Teacher-directed vs. student-directed…This is an ongoing topic, but one that is very important. Thankfully, most schools are straying away from teacher-directed teaching and moving on to student-directed teaching. Student-directed teaching focuses on the students, how they learn, and how they are involved in learning. It’s more than simply working out of workbooks, but rather how students could use their hands to build stuff or collaborate as peers to work together.

Heather Wolpert-Gawron, an ELA teacher at a middle school, asked her students first-hand “What engages students?” In her article she lists 10 ways students expressed how they would like to be engaged. They include:

  1. Working with their peers
  2. Working with technology
  3. Project-Based Learning
  4. Clearly love what you do
  5. Get me out of my seat!
  6. Bring in visuals
  7. Student choice
  8. Understand your clients-the kids
  9. Mix it up!
  10. Be human

She included direct quotes from her students:

“Middle-school students are growing learners who require and want interaction with other popped to full attain their potential.”

“Students are most interested when the curriculum applies to more than just the textbook. The book is there — we can read a book. If we’re given projects that expand into other subjects and make us think, it’ll help us understand the information.”

All of these concepts are just good teaching. My personal favorites from the list include project-based learning and understanding your students.

PROJECT BASED LEARNING: If planned properly, project-based learning could be engaging learning experience for students. First of all, it can provide opportunities to include different learning styles. Secondly, you could allow students to choose what type of project they want to do, however at the same time they would all learn the same topic. Perhaps they would like to focus on drawing, writing, or even making a book. Lastly, students are able to take control of their own learning. They are researching and working on a final product that they will be proud of.
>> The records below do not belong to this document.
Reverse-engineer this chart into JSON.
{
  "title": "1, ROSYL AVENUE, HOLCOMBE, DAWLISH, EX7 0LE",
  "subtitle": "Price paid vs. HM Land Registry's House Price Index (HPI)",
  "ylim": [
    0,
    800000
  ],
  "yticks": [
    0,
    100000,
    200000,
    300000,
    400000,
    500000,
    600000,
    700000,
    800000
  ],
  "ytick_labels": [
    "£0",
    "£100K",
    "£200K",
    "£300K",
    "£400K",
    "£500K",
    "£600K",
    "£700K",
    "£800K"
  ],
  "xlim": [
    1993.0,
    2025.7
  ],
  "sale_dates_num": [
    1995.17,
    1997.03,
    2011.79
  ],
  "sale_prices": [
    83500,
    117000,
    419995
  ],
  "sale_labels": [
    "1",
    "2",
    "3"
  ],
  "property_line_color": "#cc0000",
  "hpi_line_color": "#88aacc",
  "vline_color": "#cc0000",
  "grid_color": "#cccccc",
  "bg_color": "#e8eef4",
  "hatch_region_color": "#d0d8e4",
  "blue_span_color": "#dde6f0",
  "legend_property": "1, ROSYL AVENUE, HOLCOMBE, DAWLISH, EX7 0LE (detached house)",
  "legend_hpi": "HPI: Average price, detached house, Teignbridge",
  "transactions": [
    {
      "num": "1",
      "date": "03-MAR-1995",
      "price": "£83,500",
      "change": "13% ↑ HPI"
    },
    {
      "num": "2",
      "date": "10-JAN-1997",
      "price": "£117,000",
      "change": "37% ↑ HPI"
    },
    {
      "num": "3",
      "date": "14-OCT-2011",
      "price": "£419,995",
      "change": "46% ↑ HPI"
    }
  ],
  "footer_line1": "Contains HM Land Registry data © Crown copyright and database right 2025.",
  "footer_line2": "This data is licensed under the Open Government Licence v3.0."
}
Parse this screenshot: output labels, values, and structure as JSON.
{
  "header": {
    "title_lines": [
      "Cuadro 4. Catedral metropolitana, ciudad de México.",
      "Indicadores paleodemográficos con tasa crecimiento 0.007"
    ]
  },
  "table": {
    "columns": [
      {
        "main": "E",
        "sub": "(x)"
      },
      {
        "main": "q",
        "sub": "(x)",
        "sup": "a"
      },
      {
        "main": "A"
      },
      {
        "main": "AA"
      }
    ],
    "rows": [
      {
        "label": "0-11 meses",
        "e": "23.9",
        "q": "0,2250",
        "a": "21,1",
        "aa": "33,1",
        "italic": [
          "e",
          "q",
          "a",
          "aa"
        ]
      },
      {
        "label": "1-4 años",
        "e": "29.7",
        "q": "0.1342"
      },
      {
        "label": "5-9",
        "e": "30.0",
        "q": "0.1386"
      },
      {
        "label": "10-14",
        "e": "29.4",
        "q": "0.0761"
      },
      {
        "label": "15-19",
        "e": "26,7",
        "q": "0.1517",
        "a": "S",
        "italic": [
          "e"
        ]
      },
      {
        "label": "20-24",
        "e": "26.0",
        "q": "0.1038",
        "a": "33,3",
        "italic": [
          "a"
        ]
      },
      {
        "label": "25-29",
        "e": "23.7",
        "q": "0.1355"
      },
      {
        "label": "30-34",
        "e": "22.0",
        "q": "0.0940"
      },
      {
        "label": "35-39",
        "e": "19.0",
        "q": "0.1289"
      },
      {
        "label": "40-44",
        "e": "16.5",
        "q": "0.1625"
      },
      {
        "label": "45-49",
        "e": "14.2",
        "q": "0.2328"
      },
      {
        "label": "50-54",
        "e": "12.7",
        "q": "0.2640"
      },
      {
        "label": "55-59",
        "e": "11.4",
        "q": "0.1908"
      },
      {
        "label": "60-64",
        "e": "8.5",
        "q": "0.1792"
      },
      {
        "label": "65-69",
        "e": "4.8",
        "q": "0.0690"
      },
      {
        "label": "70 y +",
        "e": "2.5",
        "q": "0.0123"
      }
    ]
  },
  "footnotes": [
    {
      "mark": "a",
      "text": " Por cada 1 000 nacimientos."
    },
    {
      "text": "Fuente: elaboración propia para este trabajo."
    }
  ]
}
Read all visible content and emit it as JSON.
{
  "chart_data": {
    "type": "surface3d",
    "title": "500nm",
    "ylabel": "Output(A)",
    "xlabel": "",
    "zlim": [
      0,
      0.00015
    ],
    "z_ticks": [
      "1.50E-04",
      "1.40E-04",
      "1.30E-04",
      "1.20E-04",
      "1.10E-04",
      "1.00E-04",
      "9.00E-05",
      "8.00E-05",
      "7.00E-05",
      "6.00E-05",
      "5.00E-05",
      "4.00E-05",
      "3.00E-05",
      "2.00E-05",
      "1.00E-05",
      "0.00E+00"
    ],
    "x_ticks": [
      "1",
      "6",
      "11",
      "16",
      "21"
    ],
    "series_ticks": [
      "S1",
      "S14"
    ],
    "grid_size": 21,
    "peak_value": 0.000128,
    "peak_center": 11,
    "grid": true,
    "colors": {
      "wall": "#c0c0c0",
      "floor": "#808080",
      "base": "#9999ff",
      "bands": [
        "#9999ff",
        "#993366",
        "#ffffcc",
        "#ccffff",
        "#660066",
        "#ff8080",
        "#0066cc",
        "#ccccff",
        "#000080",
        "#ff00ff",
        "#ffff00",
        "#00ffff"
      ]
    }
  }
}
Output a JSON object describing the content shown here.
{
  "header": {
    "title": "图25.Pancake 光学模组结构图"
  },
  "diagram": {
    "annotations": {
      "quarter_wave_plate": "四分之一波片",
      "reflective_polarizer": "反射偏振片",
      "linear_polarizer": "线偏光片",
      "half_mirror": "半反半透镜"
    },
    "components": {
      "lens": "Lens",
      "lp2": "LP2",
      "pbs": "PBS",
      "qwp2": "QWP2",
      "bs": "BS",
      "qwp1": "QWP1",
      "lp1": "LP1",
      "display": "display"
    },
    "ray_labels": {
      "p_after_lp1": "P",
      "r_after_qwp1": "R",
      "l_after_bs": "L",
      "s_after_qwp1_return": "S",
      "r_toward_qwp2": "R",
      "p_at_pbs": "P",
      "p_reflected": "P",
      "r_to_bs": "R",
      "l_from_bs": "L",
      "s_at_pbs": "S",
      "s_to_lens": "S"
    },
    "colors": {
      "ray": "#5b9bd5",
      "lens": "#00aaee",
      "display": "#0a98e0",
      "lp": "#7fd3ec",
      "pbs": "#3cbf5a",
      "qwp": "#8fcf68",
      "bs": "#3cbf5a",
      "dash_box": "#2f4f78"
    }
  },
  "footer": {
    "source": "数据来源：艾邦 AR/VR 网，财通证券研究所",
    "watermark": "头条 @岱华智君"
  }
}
UNDERSTANDING YOUR STUDENTS: It’s so important to know your students. As teachers, we should know how our students best learn and their likes and dislikes. Sometimes we tend to teach or plan activities based on how we like to teach or learn. However, some students can’t learn like we do. Therefore, it is our responsibility as teachers to mix it up and make sure we are tailoring our lessons to all of our students.

Sometimes we get wrapped up in all of the “stuff” we have to do as teachers. However, it’s important to take a step back and remember our students needs and how they learn best.